The two UGVs differed in their set up; one was dedicated to combat support and featured an integral FN Herstal deFNder Light Remote Weapon System (RWS) with a 7.62 mm machine gun while the other operated Acecore’s tethered drone.
The THeMIS Combat was used to provide direct fire support with its machine gun to an antitank weapons team and a forward observer’s team as they manoeuvred into position, then covered their withdrawal. This was also used for CASEVAC at the main position.
THeMIS Observe deployed the tethered drone to provide overwatch and increase the battalion’s situational awareness.
“Having UGVs as a part of the reconnaissance force that prepares the arrival of the main unit, the UGVs could secure the indirect fire and anti-tank teams by providing direct fire support during an engagement and whilst some units are withdrawing.

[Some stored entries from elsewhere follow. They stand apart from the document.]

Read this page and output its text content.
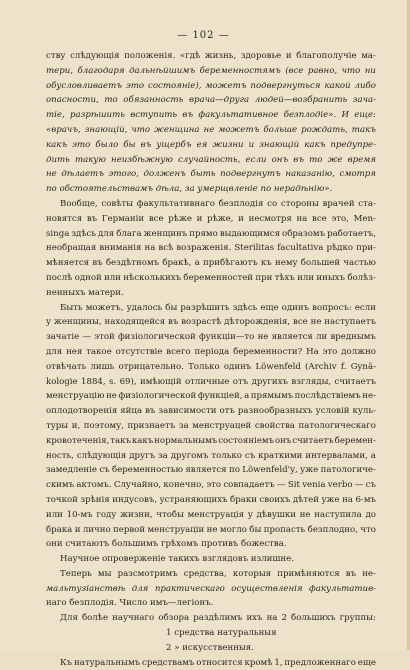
— 102 —
ству слѣдующія положенія. «гдѣ жизнь, здоровье и благополучіе ма-
тери, благодаря дальнѣйшимъ беременностямъ (все равно, что ни
обусловливаетъ это состояніе), можетъ подвергнуться какой либо
опасности, то обязанность врача—друга людей—возбранить зача-
тіе, разрѣшить вступить въ факультативное безплодіе». И еще:
«врачъ, знающій, что женщина не можетъ больше рождать, такъ
какъ это было бы въ ущербъ ея жизни и знающій какъ предупре-
дить такую неизбѣжную случайность, если онъ въ то же время
не дѣлаетъ этого, долженъ быть подвергнутъ наказанію, смотря
по обстоятельствамъ дѣла, за умерщвленіе по нерадѣнію».
Вообще, совѣты факультативнаго безплодія со стороны врачей ста-
новятся въ Германіи все рѣже и рѣже, и несмотря на все это, Men-
singa здѣсь для блага женщинъ прямо выдающимся образомъ работаетъ,
необращая вниманія на всѣ возраженія. Sterilitas facultativa рѣдко при-
мѣняется въ бездѣтномъ бракѣ, а прибѣгаютъ къ нему большей частью
послѣ одной или нѣсколькихъ беременностей при тѣхъ или иныхъ болѣз-
ненныхъ матери.
Быть можетъ, удалось бы разрѣшить здѣсь еще одинъ вопросъ: если
у женщины, находящейся въ возрастѣ дѣторожденія, все не наступаетъ
зачатіе — этой физіологической функціи—то не является ли вреднымъ
для нея такое отсутствіе всего періода беременности? На это должно
отвѣчать лишь отрицательно. Только одинъ Löwenfeld (Archiv f. Gynä-
kologie 1884, s. 69), имѣющій отличные отъ другихъ взгляды, считаетъ
менструацію не физіологической функціей, а прямымъ послѣдствіемъ не-
оплодотворенія яйца въ зависимости отъ разнообразныхъ условій куль-
туры и, поэтому, признаетъ за менструацей свойства патологическаго
кровотеченія, такъ какъ нормальнымъ состояніемъ онъ считаетъ беремен-
ность, слѣдующія другъ за другомъ только съ краткими интервалами, а
замедленіе съ беременностью является по Löwenfeld'у, уже патологиче-
скимъ актомъ. Случайно, конечно, это совпадаетъ — Sit venia verbo — съ
точкой зрѣнія индусовъ, устраняющихъ браки своихъ дѣтей уже на 6-мъ
или 10-мъ году жизни, чтобы менструація у дѣвушки не наступила до
брака и лично первой менструаціи не могло бы пропасть безплодно, что
они считаютъ большимъ грѣхомъ противъ божества.
Научное опроверженіе такихъ взглядовъ излишне.
Теперь мы разсмотримъ средства, которыя примѣняются въ не-
мальтузіанствѣ для практическаго осуществленія факультатив-
наго безплодія. Число имъ—легіонъ.
Для болѣе научнаго обзора раздѣлимъ ихъ на 2 большихъ группы:
1 средства натуральныя
2 » искусственныя.
Къ натуральнымъ средствамъ относится кромѣ 1, предложеннаго еще
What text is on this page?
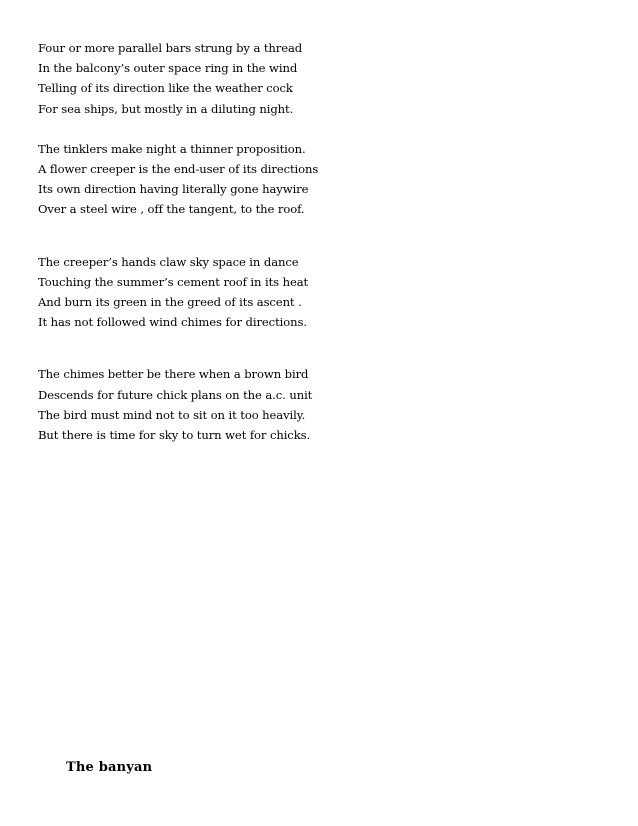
Four or more parallel bars strung by a thread
In the balcony’s outer space ring in the wind
Telling of its direction like the weather cock
For sea ships, but mostly in a diluting night.
The tinklers make night a thinner proposition.
A flower creeper is the end-user of its directions
Its own direction having literally gone haywire
Over a steel wire , off the tangent, to the roof.
The creeper’s hands claw sky space in dance
Touching the summer’s cement roof in its heat
And burn its green in the greed of its ascent .
It has not followed wind chimes for directions.
The chimes better be there when a brown bird
Descends for future chick plans on the a.c. unit
The bird must mind not to sit on it too heavily.
But there is time for sky to turn wet for chicks.
The banyan
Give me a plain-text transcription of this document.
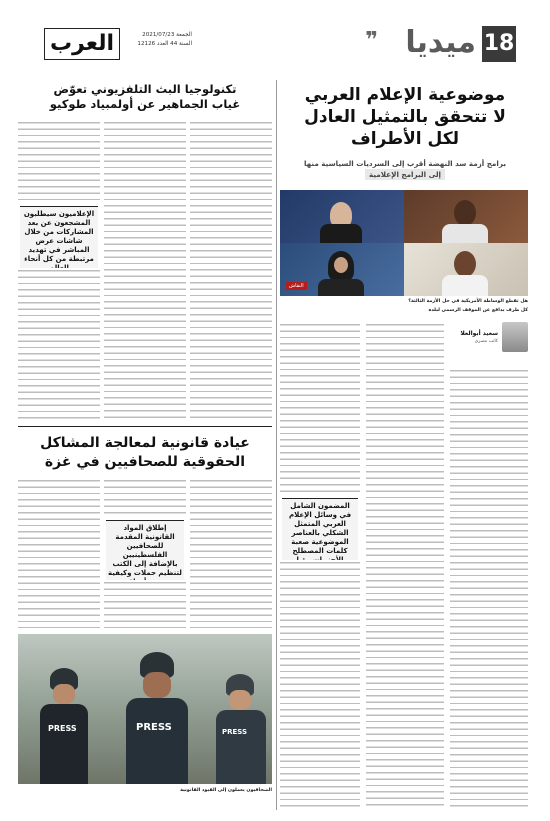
18
ميديا
❞
العرب	الجمعة 2021/07/23
السنة 44 العدد 12126
موضوعية الإعلام العربي
لا تتحقق بالتمثيل العادل
لكل الأطراف
برامج أزمة سد النهضة أقرب إلى السرديات السياسية منها
إلى البرامج الإعلامية
النقاش
هل تقطع الوساطة الأمريكية في حل الأزمة الثالثة؟
كل طرف يدافع عن الموقف الرسمي لبلده
سعيد أبوالعلا
كاتب مصري
المضمون الشامل في وسائل الإعلام العربي المتمثل الشكلي بالعناصر الموضوعية صعبة كلمات المصطلح
تكنولوجيا البث التلفزيوني تعوّض
غياب الجماهير عن أولمبياد طوكيو
الإعلاميون سيطلبون المشجعون عن بعد المشاركات من خلال شاشات عرض المباشر في تهديد مرتبطة من كل أنحاء
عيادة قانونية لمعالجة المشاكل
الحقوقية للصحافيين في غزة
إطلاق المواد القانونية المقدمة للصحافيين الفلسطينيين بالإضافة إلى الكتب لتنظيم حملات وكيفية
PRESS	PRESS	PRESS
الصحافيون يعملون إلى القيود القانونية
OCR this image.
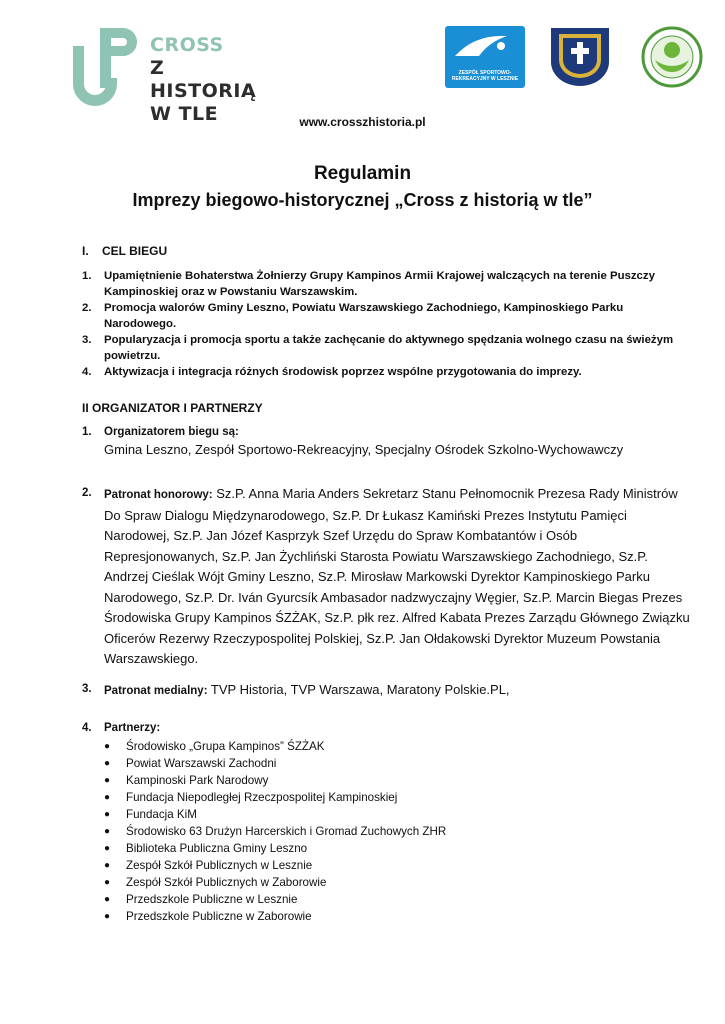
CROSS
Z HISTORIĄ
W TLE
ZESPÓŁ SPORTOWO-REKREACYJNY W LESZNIE
www.crosszhistoria.pl
Regulamin
Imprezy biegowo-historycznej „Cross z historią w tle”
I.    CEL BIEGU
1. Upamiętnienie Bohaterstwa Żołnierzy Grupy Kampinos Armii Krajowej walczących na terenie Puszczy Kampinoskiej oraz w Powstaniu Warszawskim.
2. Promocja walorów Gminy Leszno, Powiatu Warszawskiego Zachodniego, Kampinoskiego Parku Narodowego.
3. Popularyzacja i promocja sportu a także zachęcanie do aktywnego spędzania wolnego czasu na świeżym powietrzu.
4. Aktywizacja i integracja różnych środowisk poprzez wspólne przygotowania do imprezy.
II ORGANIZATOR I PARTNERZY
1. Organizatorem biegu są:
Gmina Leszno, Zespół Sportowo-Rekreacyjny, Specjalny Ośrodek Szkolno-Wychowawczy
2. Patronat honorowy: Sz.P. Anna Maria Anders Sekretarz Stanu Pełnomocnik Prezesa Rady Ministrów Do Spraw Dialogu Międzynarodowego, Sz.P. Dr Łukasz Kamiński Prezes Instytutu Pamięci Narodowej, Sz.P. Jan Józef Kasprzyk Szef Urzędu do Spraw Kombatantów i Osób Represjonowanych, Sz.P. Jan Żychliński Starosta Powiatu Warszawskiego Zachodniego, Sz.P. Andrzej Cieślak Wójt Gminy Leszno, Sz.P. Mirosław Markowski Dyrektor Kampinoskiego Parku Narodowego, Sz.P. Dr. Iván Gyurcsík Ambasador nadzwyczajny Węgier, Sz.P. Marcin Biegas Prezes Środowiska Grupy Kampinos ŚZŻAK, Sz.P. płk rez. Alfred Kabata Prezes Zarządu Głównego Związku Oficerów Rezerwy Rzeczypospolitej Polskiej, Sz.P. Jan Ołdakowski Dyrektor Muzeum Powstania Warszawskiego.
3. Patronat medialny: TVP Historia, TVP Warszawa, Maratony Polskie.PL,
4. Partnerzy:
● Środowisko „Grupa Kampinos” ŚZŻAK
● Powiat Warszawski Zachodni
● Kampinoski Park Narodowy
● Fundacja Niepodległej Rzeczpospolitej Kampinoskiej
● Fundacja KiM
● Środowisko 63 Drużyn Harcerskich i Gromad Zuchowych ZHR
● Biblioteka Publiczna Gminy Leszno
● Zespół Szkół Publicznych w Lesznie
● Zespół Szkół Publicznych w Zaborowie
● Przedszkole Publiczne w Lesznie
● Przedszkole Publiczne w Zaborowie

UGVs could also act as front guards all by themselves since they can provide situational awareness and act as forward observers for indirect fire,” said Lieutenant Mari-Li Kapp, commander of operations and training section in the artillery battalion..
“Taking part in the live-fire exercise of the Artillery Battalion was a great opportunity for us to validate our new infantry support UGV with end users in an actual combat scenario,” said Jüri Pajuste, director of Defence Research at Milrem Robotics.
The THeMIS UGV has been acquired by 11 countries, of which seven are NATO members, including Estonia, France, Germany, the Netherlands, Norway, the UK, and the US. In April, Milrem delivered its first THeMIS UGV to Australian homeland security specialist XTEK for demonstrations.